On 19 June 1915, Geraldton’s Thistle and Queen’s Park Rangers teams met for a game of football. The players of both teams wore black armbands. Thistle for Private John Arthur Allen and Rangers for William Vincent Allen. The two brothers served in the 11th Battalion and were with the first landing force at Gallipoli. Tragically they were killed in action on the very same day, 2 May 1915. Two days earlier the Geraldton Guardian reported on the fallen soldier:
A telegram was received by Dean Drayne yesterday conveying the news that Private J. A. Allen had been killed at the Dardanelles. Private Allen, with his brother, Sergt. Vince Allen, volunteered with the first contingent from Geraldton. Deceased, who was about 21 or 22 years of age was engaged on the jetty. He was very popular and was a member of the Thistle Soccer Football Club. His parents, Mr and Mrs W. A. Allen, formerly lived in Francis Street, but returned to England last year, arriving there just before the war broke out.
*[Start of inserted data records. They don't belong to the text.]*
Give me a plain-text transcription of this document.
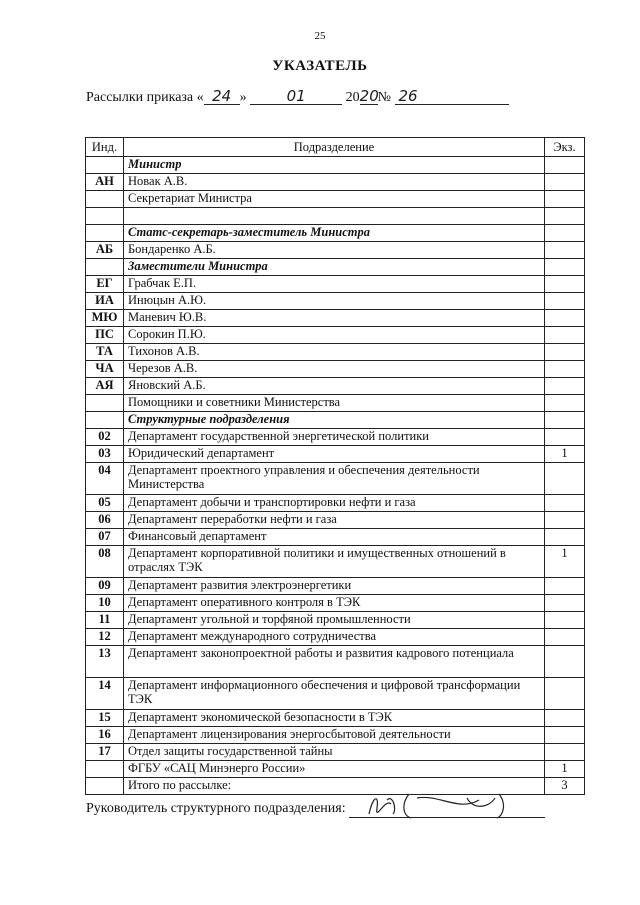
25
УКАЗАТЕЛЬ
Рассылки приказа « 24 »	01	2020№ 26
Инд.	Подразделение	Экз.
	Министр	
АН	Новак А.В.	
	Секретариат Министра	

	Статс-секретарь-заместитель Министра	
АБ	Бондаренко А.Б.	
	Заместители Министра	
ЕГ	Грабчак Е.П.	
ИА	Инюцын А.Ю.	
МЮ	Маневич Ю.В.	
ПС	Сорокин П.Ю.	
ТА	Тихонов А.В.	
ЧА	Черезов А.В.	
АЯ	Яновский А.Б.	
	Помощники и советники Министерства	
	Структурные подразделения	
02	Департамент государственной энергетической политики	
03	Юридический департамент	1
04	Департамент проектного управления и обеспечения деятельности Министерства	
05	Департамент добычи и транспортировки нефти и газа	
06	Департамент переработки нефти и газа	
07	Финансовый департамент	
08	Департамент корпоративной политики и имущественных отношений в отраслях ТЭК	1
09	Департамент развития электроэнергетики	
10	Департамент оперативного контроля в ТЭК	
11	Департамент угольной и торфяной промышленности	
12	Департамент международного сотрудничества	
13	Департамент законопроектной работы и развития кадрового потенциала	
14	Департамент информационного обеспечения и цифровой трансформации ТЭК	
15	Департамент экономической безопасности в ТЭК	
16	Департамент лицензирования энергосбытовой деятельности	
17	Отдел защиты государственной тайны	
	ФГБУ «САЦ Минэнерго России»	1
	Итого по рассылке:	3
Руководитель структурного подразделения:
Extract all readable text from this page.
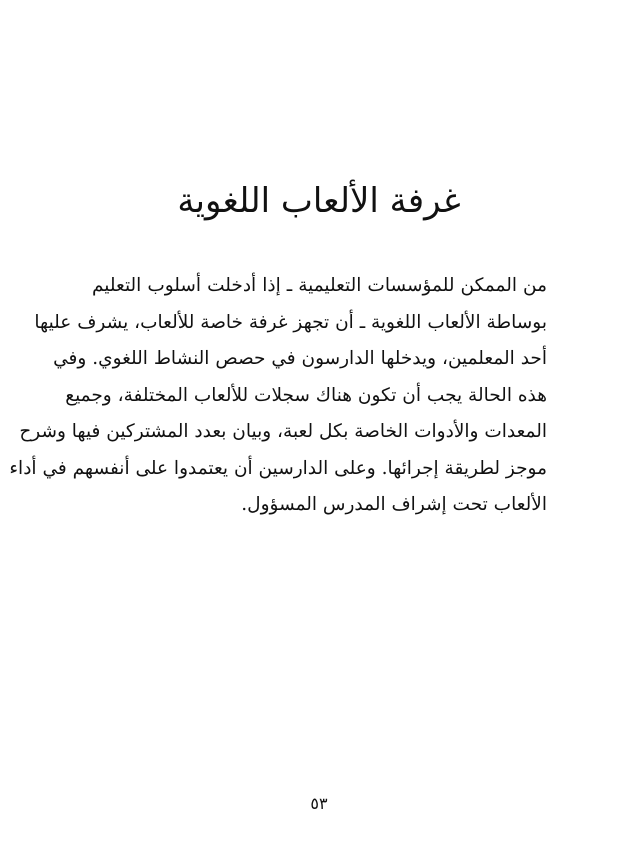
غرفة الألعاب اللغوية
من الممكن للمؤسسات التعليمية ـ إذا أدخلت أسلوب التعليم
بوساطة الألعاب اللغوية ـ أن تجهز غرفة خاصة للألعاب، يشرف عليها
أحد المعلمين، ويدخلها الدارسون في حصص النشاط اللغوي. وفي
هذه الحالة يجب أن تكون هناك سجلات للألعاب المختلفة، وجميع
المعدات والأدوات الخاصة بكل لعبة، وبيان بعدد المشتركين فيها وشرح
موجز لطريقة إجرائها. وعلى الدارسين أن يعتمدوا على أنفسهم في أداء
الألعاب تحت إشراف المدرس المسؤول.
٥٣
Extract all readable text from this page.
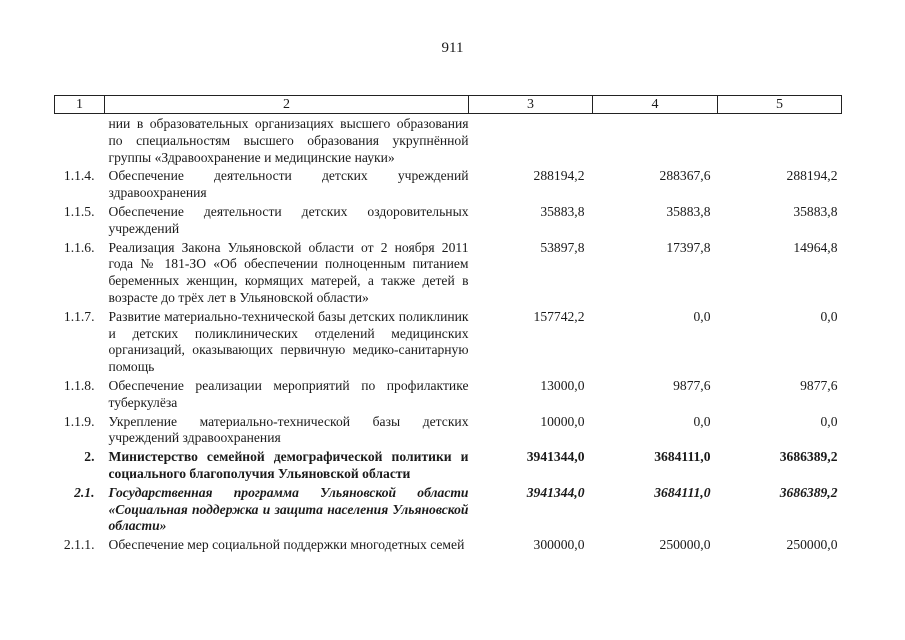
911
1	2	3	4	5
	нии в образовательных организациях высшего образования по специальностям высшего образования укрупнённой группы «Здравоохранение и медицинские науки»			
1.1.4.	Обеспечение деятельности детских учреждений здравоохранения	288194,2	288367,6	288194,2
1.1.5.	Обеспечение деятельности детских оздоровительных учреждений	35883,8	35883,8	35883,8
1.1.6.	Реализация Закона Ульяновской области от 2 ноября 2011 года № 181-ЗО «Об обеспечении полноценным питанием беременных женщин, кормящих матерей, а также детей в возрасте до трёх лет в Ульяновской области»	53897,8	17397,8	14964,8
1.1.7.	Развитие материально-технической базы детских поликлиник и детских поликлинических отделений медицинских организаций, оказывающих первичную медико-санитарную помощь	157742,2	0,0	0,0
1.1.8.	Обеспечение реализации мероприятий по профилактике туберкулёза	13000,0	9877,6	9877,6
1.1.9.	Укрепление материально-технической базы детских учреждений здравоохранения	10000,0	0,0	0,0
2.	Министерство семейной демографической политики и социального благополучия Ульяновской области	3941344,0	3684111,0	3686389,2
2.1.	Государственная программа Ульяновской области «Социальная поддержка и защита населения Ульяновской области»	3941344,0	3684111,0	3686389,2
2.1.1.	Обеспечение мер социальной поддержки многодетных семей	300000,0	250000,0	250000,0
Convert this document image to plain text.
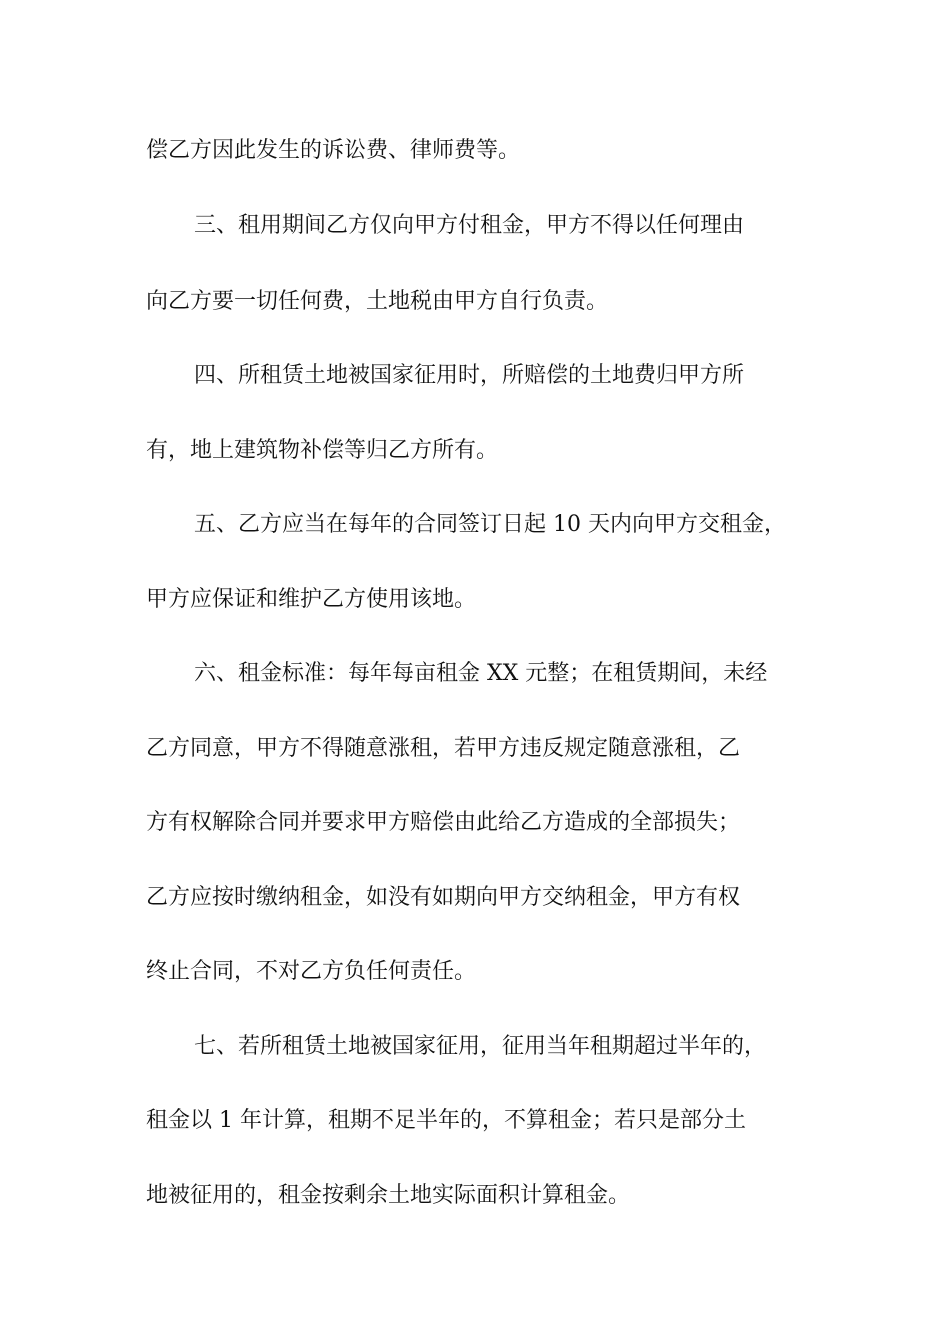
偿乙方因此发生的诉讼费、律师费等。
三、租用期间乙方仅向甲方付租金，甲方不得以任何理由
向乙方要一切任何费，土地税由甲方自行负责。
四、所租赁土地被国家征用时，所赔偿的土地费归甲方所
有，地上建筑物补偿等归乙方所有。
五、乙方应当在每年的合同签订日起 10 天内向甲方交租金，
甲方应保证和维护乙方使用该地。
六、租金标准：每年每亩租金 XX 元整；在租赁期间，未经
乙方同意，甲方不得随意涨租，若甲方违反规定随意涨租，乙
方有权解除合同并要求甲方赔偿由此给乙方造成的全部损失；
乙方应按时缴纳租金，如没有如期向甲方交纳租金，甲方有权
终止合同，不对乙方负任何责任。
七、若所租赁土地被国家征用，征用当年租期超过半年的，
租金以 1 年计算，租期不足半年的，不算租金；若只是部分土
地被征用的，租金按剩余土地实际面积计算租金。
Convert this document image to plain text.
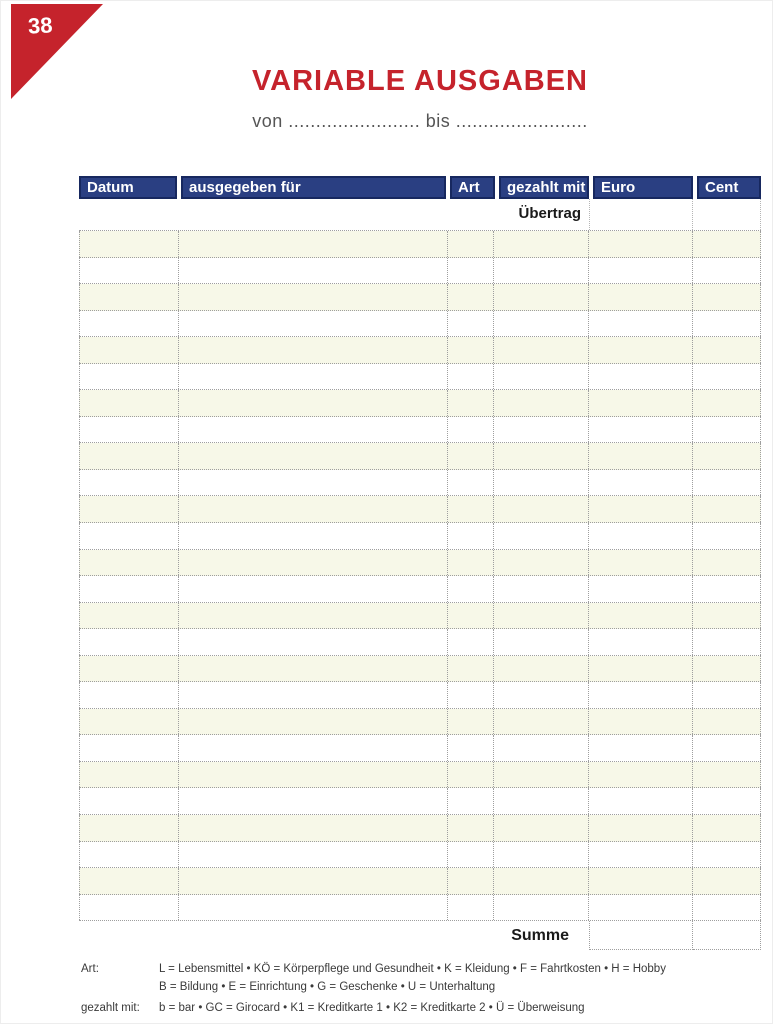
38
VARIABLE AUSGABEN
von ........................ bis ........................
Datum	ausgegeben für	Art	gezahlt mit	Euro	Cent
Übertrag
Summe
Art:	L = Lebensmittel • KÖ = Körperpflege und Gesundheit • K = Kleidung • F = Fahrtkosten • H = Hobby
B = Bildung • E = Einrichtung • G = Geschenke • U = Unterhaltung
gezahlt mit:	b = bar • GC = Girocard • K1 = Kreditkarte 1 • K2 = Kreditkarte 2 • Ü = Überweisung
They are now living at No 51. Trigon St. South Lambeth, London, SW, and cable was despatched from Geraldton today informing them of their son’s death.
In another sad footnote, on 21 August 1914 the Geraldton Thistle club had held a send-off at the Club Hotel for John Allen and two other Thistle players, Frederick Guest and William Chapman. The three team mates joined the 11th Battalion, C Company, and landed together at Gallipoli on the morning of 25 April 1915. John Allen’s two team mates survived Gallipoli but, sadly, did not survive the war. William Chapman was killed in a field in Belgium on 30 October 1917 and Frederick Guest met the same fate on 8 August 1918 in a field in France.